Let u and v are unit vectors and w is a vector such that $u \times v + u = w\,and\,w \times u = v$, then find the value of $[\vec u\,\vec v\,\vec w]$ ?

Answer 1

Here the given question is of vector algebra, where we need to solve according to the properties of vector algebra, in order to solve it we know that unit vector are the vector having a magnitude of one, and some properties like commutative and distributive property will also be used here.

Formulae Used:
$\Rightarrow [\vec u\,\vec v\,\vec w] = \vec u.(\vec v \times \vec w)$

Complete step by step answer:
The given question need to be solved with the help of rules related with the vector algebra in order to get the solution for this question, here first we need to expand the given conditions and then try to reach to the asked question, on solving we get:
Given that:

$$\Rightarrow \vec u \times \vec v + \vec u = \vec w\,and\,\vec w \times \vec u = \vec v \\\ \Rightarrow \left( {\vec u \times \vec v + \vec u} \right) \times \vec u = \vec w \times \vec u \\\ \Rightarrow \left( {\vec u \times \vec v} \right) \times \vec u + \vec u \times \vec u = \vec v\,(as\,\vec w \times \vec u = \vec v) \\\ \Rightarrow \left( {\vec u.\vec u} \right)\vec v - \left( {\vec v.\vec u} \right)\vec u + \vec u \times \vec u = \vec v \\\$$

Using, $\vec u.\vec u = 1,\,and\,\vec u \times \vec u = 0$, since the dot product of the unit vector is one, and the cross product of the unit vector is zero.
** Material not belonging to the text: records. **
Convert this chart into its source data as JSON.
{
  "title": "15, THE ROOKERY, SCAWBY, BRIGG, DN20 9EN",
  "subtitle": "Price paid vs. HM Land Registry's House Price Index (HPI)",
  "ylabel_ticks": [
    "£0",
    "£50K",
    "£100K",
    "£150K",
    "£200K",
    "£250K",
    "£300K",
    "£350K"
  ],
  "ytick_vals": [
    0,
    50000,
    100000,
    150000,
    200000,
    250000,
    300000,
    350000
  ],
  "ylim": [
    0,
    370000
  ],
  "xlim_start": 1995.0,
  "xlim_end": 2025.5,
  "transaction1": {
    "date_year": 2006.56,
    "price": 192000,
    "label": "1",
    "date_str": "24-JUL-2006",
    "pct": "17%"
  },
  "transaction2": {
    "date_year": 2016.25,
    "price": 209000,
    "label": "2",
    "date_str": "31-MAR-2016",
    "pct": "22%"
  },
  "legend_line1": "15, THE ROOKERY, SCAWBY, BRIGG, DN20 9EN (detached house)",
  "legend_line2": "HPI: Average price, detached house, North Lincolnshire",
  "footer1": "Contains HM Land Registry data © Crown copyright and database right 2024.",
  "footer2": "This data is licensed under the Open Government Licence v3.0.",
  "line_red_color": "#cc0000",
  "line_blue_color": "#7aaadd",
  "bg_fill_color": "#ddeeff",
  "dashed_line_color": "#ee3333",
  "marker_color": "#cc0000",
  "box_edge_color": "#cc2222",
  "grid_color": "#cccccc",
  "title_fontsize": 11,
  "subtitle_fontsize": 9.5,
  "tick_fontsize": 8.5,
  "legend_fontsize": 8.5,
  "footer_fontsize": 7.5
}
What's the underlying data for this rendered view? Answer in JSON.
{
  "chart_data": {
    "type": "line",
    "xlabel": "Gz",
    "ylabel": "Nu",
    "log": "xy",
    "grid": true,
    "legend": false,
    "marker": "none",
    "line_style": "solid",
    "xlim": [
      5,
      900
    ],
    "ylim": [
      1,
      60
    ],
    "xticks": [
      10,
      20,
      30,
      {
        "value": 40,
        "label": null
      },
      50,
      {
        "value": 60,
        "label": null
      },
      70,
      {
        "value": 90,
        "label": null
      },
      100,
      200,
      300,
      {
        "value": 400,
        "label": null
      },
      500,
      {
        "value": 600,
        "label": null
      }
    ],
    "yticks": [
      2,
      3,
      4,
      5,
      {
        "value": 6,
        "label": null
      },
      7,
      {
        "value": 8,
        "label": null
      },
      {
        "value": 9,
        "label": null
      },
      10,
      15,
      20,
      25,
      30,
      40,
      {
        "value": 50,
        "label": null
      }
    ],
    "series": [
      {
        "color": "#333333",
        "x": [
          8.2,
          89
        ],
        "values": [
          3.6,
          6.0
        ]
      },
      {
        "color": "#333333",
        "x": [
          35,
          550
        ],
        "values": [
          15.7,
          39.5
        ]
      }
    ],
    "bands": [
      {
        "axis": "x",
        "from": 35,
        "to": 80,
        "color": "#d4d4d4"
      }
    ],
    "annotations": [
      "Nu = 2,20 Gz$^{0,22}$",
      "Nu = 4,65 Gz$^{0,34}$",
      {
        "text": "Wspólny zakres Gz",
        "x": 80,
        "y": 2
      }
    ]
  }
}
$$\Rightarrow \left( 1 \right)\vec v - \left( {\vec v.\vec u} \right)\vec u + 0 = \vec v \\\ \Rightarrow \vec v - \vec v = \left( {\vec v.\vec u} \right)\vec u \\\ \Rightarrow \left( {\vec v.\vec u} \right)\vec u = 0 \\\ \Rightarrow \vec u.\vec v = 0\,(as\,\vec u \ne 0)..................................................(eq1) \\\ \Rightarrow [\vec u\,\vec v\,\vec w] = \vec u.(\vec v \times \vec w) \\\ \Rightarrow given\,\vec u \times \vec v + \vec u = \vec w \\\ \Rightarrow \vec u.(\vec v \times \left( {\vec u \times \vec v + \vec u} \right)) \\\ \Rightarrow \vec u.(\vec v \times (\vec u \times \vec v) + \vec v \times \vec u) \\\ \Rightarrow \vec u.((\vec v.\vec v)\vec u - (\vec v.\vec u)\vec v + \vec v \times \vec u) \\\ \Rightarrow \vec u.(|{{\vec v}^2}|\vec u - 0 + \vec v \times \vec u)\,\sin ce\,(\vec v.\vec u = 0,from\,eq1) \\\ \Rightarrow |{{\vec v}^2}|(\vec u.\vec u) + \vec u.(\vec v \times \vec u) \\\$$ $$\Rightarrow |{{\vec v}^2}||\vec u{|^2} + 0 \\\ \Rightarrow 1\,(\sin ce\,|\vec v|,|\vec u| = 1\,unit\,vectors) \\\ \Rightarrow \therefore [\vec u\,\vec v\,\vec w] = 1 \\\$$

Here we get the answer for the question, the asked magnitude value is one.

Note: Here the given question is of vector algebra and vector algebra works on its properties, multiplication, division has its own rule, here there are two types of multiplication, one is dot product and the other one is cross product and they act separately.